まず「分子モーターと筋肉(アクチン/ミオシン)」。分子モーターのサイズになると、ブラウン運動にガンガン揺さぶられるのだそうだ。このスケールになると、通常の工学とまったく異なる概念で構造が作られているらしい。分子の羽根車に一方向のみのストッパー(ラチェット)を付けると、ブラウン運動によって偏りが生じて羽根車が回りだす。エネルギーは、むしろ回転を止めるために使われる。
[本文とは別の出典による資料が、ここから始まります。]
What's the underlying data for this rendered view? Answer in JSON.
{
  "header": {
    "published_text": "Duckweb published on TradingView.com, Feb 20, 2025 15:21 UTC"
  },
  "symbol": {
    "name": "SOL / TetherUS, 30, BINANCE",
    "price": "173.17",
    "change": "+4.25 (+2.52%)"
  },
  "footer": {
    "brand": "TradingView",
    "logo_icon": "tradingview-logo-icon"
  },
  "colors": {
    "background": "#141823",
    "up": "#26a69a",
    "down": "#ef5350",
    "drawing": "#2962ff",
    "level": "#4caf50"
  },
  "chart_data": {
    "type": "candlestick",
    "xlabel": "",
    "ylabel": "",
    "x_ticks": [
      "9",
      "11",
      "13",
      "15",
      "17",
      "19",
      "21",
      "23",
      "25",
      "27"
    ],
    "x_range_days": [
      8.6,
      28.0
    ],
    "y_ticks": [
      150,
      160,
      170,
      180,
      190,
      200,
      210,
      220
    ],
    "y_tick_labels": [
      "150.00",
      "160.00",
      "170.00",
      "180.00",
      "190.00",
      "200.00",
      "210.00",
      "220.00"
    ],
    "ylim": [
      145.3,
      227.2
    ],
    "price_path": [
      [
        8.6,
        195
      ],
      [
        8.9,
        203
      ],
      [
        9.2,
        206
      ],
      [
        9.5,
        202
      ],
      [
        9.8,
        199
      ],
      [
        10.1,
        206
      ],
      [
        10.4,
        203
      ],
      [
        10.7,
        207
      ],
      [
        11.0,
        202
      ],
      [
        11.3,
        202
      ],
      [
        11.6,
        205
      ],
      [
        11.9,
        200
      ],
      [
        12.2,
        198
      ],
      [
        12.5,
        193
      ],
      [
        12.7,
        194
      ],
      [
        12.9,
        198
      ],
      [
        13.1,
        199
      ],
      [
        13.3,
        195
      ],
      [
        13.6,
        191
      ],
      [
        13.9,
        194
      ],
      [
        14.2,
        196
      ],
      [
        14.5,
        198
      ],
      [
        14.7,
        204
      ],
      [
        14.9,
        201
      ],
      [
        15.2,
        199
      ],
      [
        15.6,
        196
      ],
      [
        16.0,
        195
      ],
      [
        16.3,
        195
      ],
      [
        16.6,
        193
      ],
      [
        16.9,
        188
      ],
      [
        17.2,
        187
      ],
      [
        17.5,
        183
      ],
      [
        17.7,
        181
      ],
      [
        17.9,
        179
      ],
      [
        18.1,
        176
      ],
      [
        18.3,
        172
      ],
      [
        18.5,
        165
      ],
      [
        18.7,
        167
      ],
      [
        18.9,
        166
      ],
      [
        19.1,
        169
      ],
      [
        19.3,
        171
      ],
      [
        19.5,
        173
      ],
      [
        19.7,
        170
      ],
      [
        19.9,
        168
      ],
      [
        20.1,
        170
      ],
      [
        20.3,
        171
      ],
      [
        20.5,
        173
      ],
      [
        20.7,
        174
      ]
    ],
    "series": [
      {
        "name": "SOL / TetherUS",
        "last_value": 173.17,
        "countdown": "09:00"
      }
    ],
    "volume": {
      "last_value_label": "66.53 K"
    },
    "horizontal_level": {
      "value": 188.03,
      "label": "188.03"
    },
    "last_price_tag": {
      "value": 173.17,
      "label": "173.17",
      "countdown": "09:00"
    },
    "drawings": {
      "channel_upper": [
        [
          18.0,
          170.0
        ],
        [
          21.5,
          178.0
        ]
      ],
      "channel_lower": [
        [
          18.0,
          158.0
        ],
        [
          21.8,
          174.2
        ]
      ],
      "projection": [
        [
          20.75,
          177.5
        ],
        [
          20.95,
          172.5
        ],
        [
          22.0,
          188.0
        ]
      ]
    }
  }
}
この、「平均したノイズから生じた偏り」(言葉が正しいかどうかはわからない)みたいなものがもしかすると生命の本質ではないかとふと思ったりした。カネゴンは性急な結論が大好きなので。

ということは、スケールが変わっても(大でも小でも)、こうした平均からの偏りを生じさせる何らかの機構があれば、遠目に見たときに生命として活動するのではないか。コンピュータはそれ自体は「偏り」とはほど遠いが、ネットワークを形成したときにサイズ効果で偏りが生じるなら、それは生命の破片みたいなものになるかもしれない。それとも逆にそれを構成する要素に偏りが乏しかったら、いくらスケールが変わっても生命にはなりえなかったりして【やることあるだろおれカネゴン】。

よく考えたら、パスツールなんかも同じことを言ってたような気もする(酒石酸結晶の鏡像とか)。ただあちらは定性的というか化学反応上の話だが、分子モーターの場合は工学的な面が強い分、化学とは違う形でアプローチできそう。